For miners that reboot too quickly to read logs, send logs to a remote syslog server:

# On the miner (Antminer example)
echo "*.* @<syslog-server-ip>:514" >> /etc/syslog.conf
/etc/init.d/syslog restart

This sends all log messages to a remote server where they persist across miner reboots.

Interpret the Log

Look for these key patterns in the last 20–50 lines before the restart:

Log PatternMeaning
Temp too highThermal shutdown
fan speed errorFan failure triggered shutdown
Watchdog or wdtSoftware crash / hang
Kernel panicCritical software or hardware error
Out of memoryRAM exhaustion
NAND read errorFlash storage failing
voltage errorHashboard voltage fault
overcurrentPSU protection triggered
No error before abrupt endPSU power loss (external)

When to Seek Professional Help

Consider professional assistance if:

  • The miner reboots even with no hashboards and a known-good PSU — this strongly indicates a control board failure
  • Kernel logs show persistent NAND or memory errors — the control board storage is failing
  • You suspect electrical wiring issues at the facility level — have an electrician inspect the circuit
  • The miner went through a power surge or lightning event — multiple components may be damaged simultaneously

Frequently Asked Questions

How do I tell the difference between a PSU restart and a control board restart?
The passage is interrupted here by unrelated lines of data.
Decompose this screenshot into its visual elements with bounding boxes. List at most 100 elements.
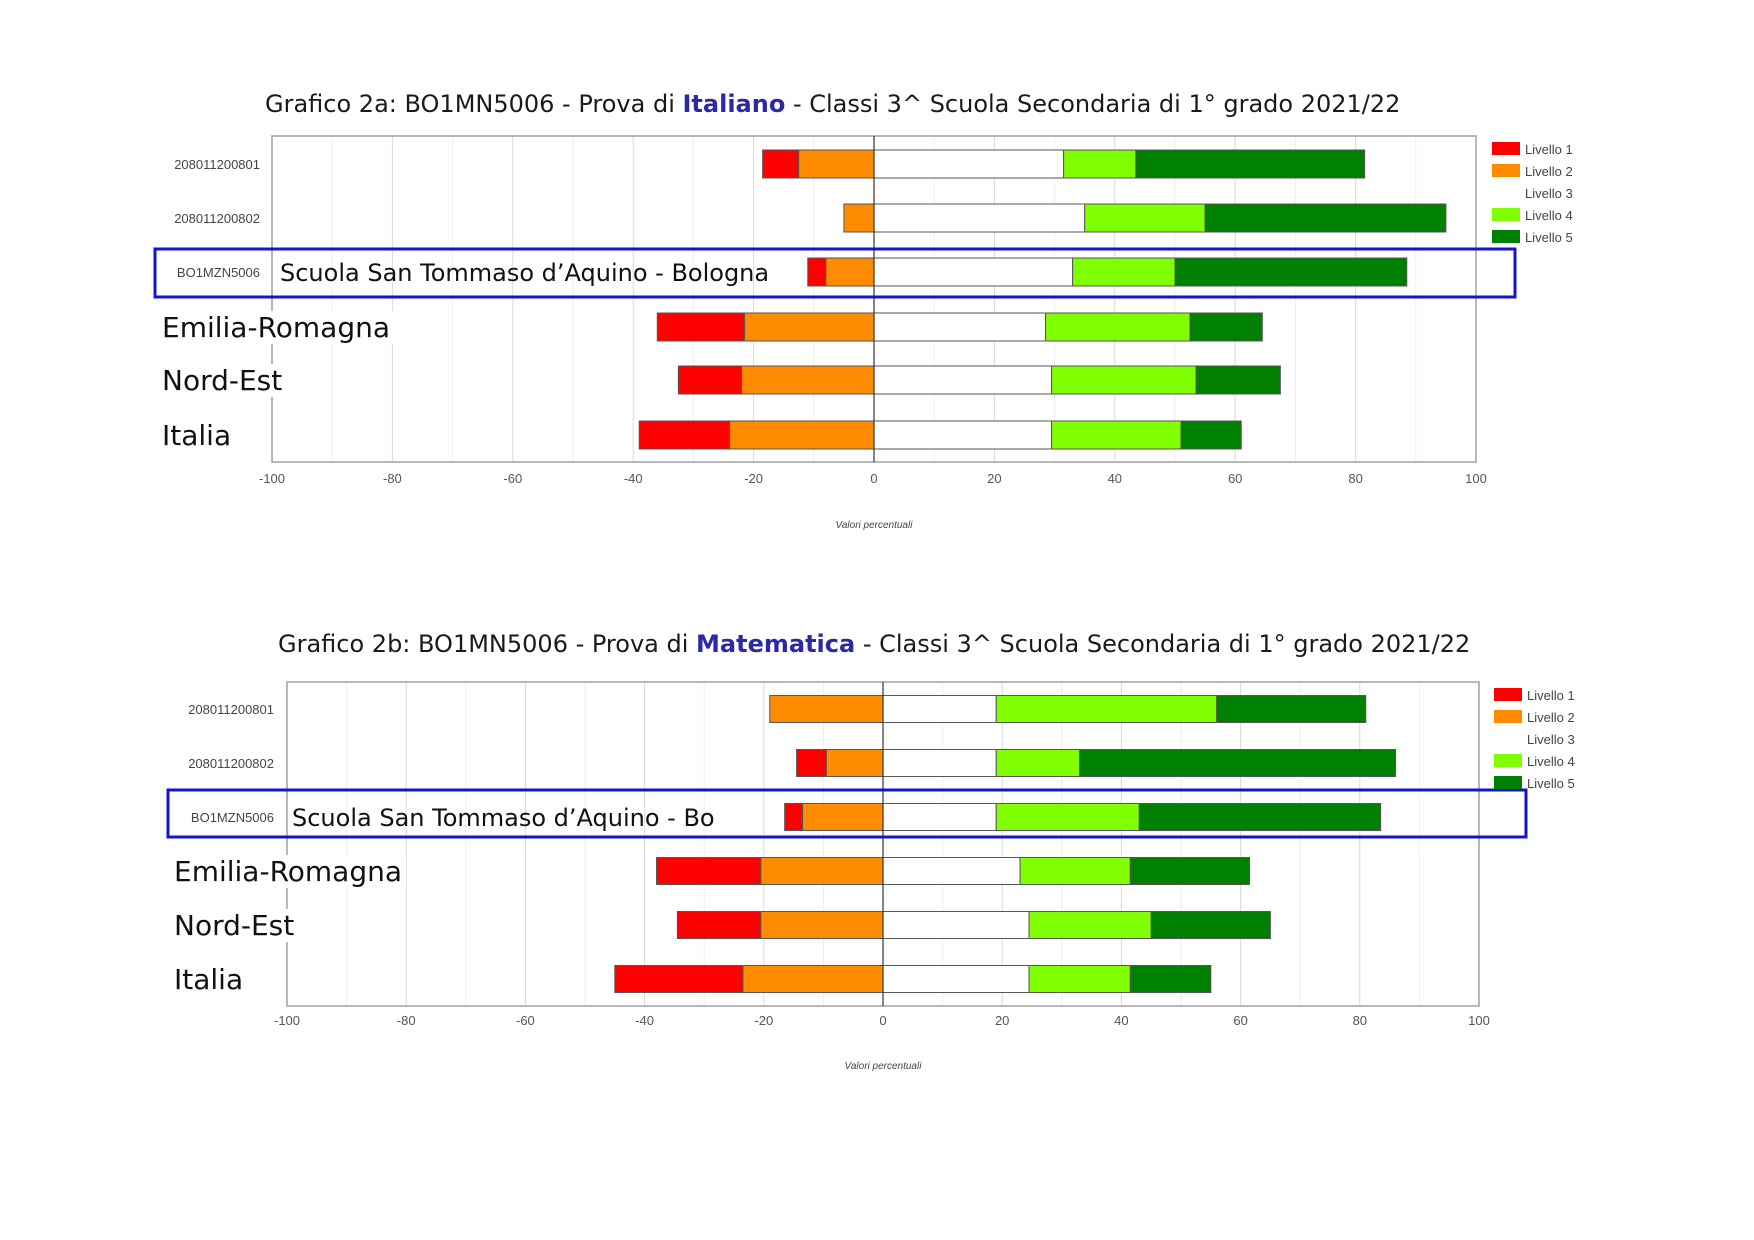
bar-livello-3 (873, 149, 1065, 179)
bar-livello-5 (1174, 257, 1408, 287)
title-prefix: Grafico 2b: BO1MN5006 - Prova di (278, 630, 697, 658)
bar-livello-2 (825, 749, 884, 777)
bar-livello-2 (760, 857, 884, 885)
x-tick-label: 80 (1353, 1013, 1367, 1028)
bar-livello-2 (744, 312, 875, 342)
legend-label: Livello 5 (1527, 776, 1575, 791)
bar-livello-3 (873, 257, 1074, 287)
bar-livello-4 (995, 749, 1081, 777)
x-tick-label: -80 (383, 471, 402, 486)
bar-livello-4 (1051, 420, 1182, 450)
x-tick-label: -40 (635, 1013, 654, 1028)
x-tick-label: 100 (1465, 471, 1487, 486)
legend-label: Livello 3 (1527, 732, 1575, 747)
bar-livello-2 (825, 257, 875, 287)
bar-livello-4 (1028, 965, 1131, 993)
bar-livello-5 (1216, 695, 1367, 723)
bar-livello-5 (1135, 149, 1366, 179)
bar-livello-2 (798, 149, 875, 179)
legend-label: Livello 4 (1527, 754, 1575, 769)
bar-livello-5 (1138, 803, 1382, 831)
x-tick-label: -80 (397, 1013, 416, 1028)
bar-livello-3 (882, 911, 1030, 939)
x-tick-label: -100 (274, 1013, 300, 1028)
x-tick-label: 20 (995, 1013, 1009, 1028)
bar-livello-3 (873, 420, 1053, 450)
bar-livello-3 (882, 803, 997, 831)
x-tick-label: 60 (1233, 1013, 1247, 1028)
title-subject: Italiano (682, 90, 786, 118)
legend-swatch (1494, 688, 1522, 701)
legend-swatch (1492, 230, 1520, 243)
label-background (170, 963, 248, 996)
bar-livello-1 (796, 749, 827, 777)
bar-livello-5 (1079, 749, 1397, 777)
row-school-label: Scuola San Tommaso d’Aquino - Bologna (280, 259, 769, 287)
label-background (158, 419, 236, 452)
bar-livello-4 (1063, 149, 1137, 179)
x-tick-label: 40 (1114, 1013, 1128, 1028)
bar-livello-3 (882, 965, 1030, 993)
bar-livello-3 (873, 312, 1047, 342)
bar-livello-3 (882, 695, 997, 723)
bar-livello-5 (1129, 965, 1212, 993)
x-tick-label: 40 (1108, 471, 1122, 486)
row-region-label: Emilia-Romagna (162, 311, 390, 344)
bar-livello-3 (873, 365, 1053, 395)
title-suffix: - Classi 3^ Scuola Secondaria di 1° grad… (855, 630, 1471, 658)
label-background (158, 311, 395, 344)
bar-livello-3 (882, 857, 1021, 885)
label-background (170, 855, 407, 888)
bar-livello-1 (614, 965, 744, 993)
bar-livello-2 (802, 803, 884, 831)
legend-swatch (1494, 776, 1522, 789)
row-code-label: 208011200801 (188, 702, 274, 717)
title-subject: Matematica (696, 630, 856, 658)
bar-livello-4 (1072, 257, 1176, 287)
bar-livello-2 (843, 203, 875, 233)
row-code-label: BO1MZN5006 (191, 810, 274, 825)
bar-livello-5 (1204, 203, 1447, 233)
x-tick-label: -60 (516, 1013, 535, 1028)
x-tick-label: 0 (879, 1013, 886, 1028)
x-tick-label: -20 (744, 471, 763, 486)
bar-livello-4 (1028, 911, 1152, 939)
x-tick-label: 60 (1228, 471, 1242, 486)
row-code-label: BO1MZN5006 (177, 265, 260, 280)
x-axis-label: Valori percentuali (836, 520, 914, 531)
bar-livello-2 (760, 911, 884, 939)
x-tick-label: 100 (1468, 1013, 1490, 1028)
bar-livello-1 (784, 803, 804, 831)
bar-livello-1 (676, 911, 762, 939)
legend-label: Livello 3 (1525, 186, 1573, 201)
bar-livello-4 (1051, 365, 1197, 395)
legend-swatch (1492, 142, 1520, 155)
x-tick-label: -60 (503, 471, 522, 486)
x-tick-label: -40 (624, 471, 643, 486)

A PSU restart causes a complete power loss — all LEDs go dark, fans stop, and everything powers up from scratch. A control board restart keeps the PSU running (fans may continue spinning briefly) and only the control board reboots. Watch the fans: if they stop completely during each restart, it is a PSU issue. If they briefly stutter but the PSU stays on, it is a control board issue.

My miner runs fine for hours then restarts once and runs fine again. Should I worry?

An occasional single restart (once per day or less) is often caused by a transient event — a brief power fluctuation, a pool connection timeout triggering a firmware restart, or a single temperature spike. If it is truly rare and the miner recovers and runs normally, it is not urgent. Monitor the frequency — if restarts increase over time, investigate.

Can firmware corruption cause a restart loop?

Yes. If the firmware image is partially corrupted, the miner may boot partially, encounter the corrupt section, crash, and reboot. This creates a consistent restart loop where the miner never fully starts. The fix is to reflash firmware via SD card (Antminer), USB recovery (Whatsminer), or TFTP (Avalon).

Why does my miner restart more in summer?

Higher ambient temperature causes faster thermal rise, reaching the shutdown threshold sooner. A miner that barely stays within thermal limits at 25°C ambient will thermally throttle and restart when ambient reaches 35°C+. Solutions: improve ventilation, add intake cooling, reduce power target during hot months, or switch to immersion cooling.

Is it safe to disable the watchdog timer?

No. The watchdog timer exists to recover from firmware crashes. Disabling it means that if the firmware hangs, the miner will stay hung indefinitely with zero hashrate instead of rebooting and recovering. The watchdog is a safety net, not the problem — fix the root cause of the crash instead.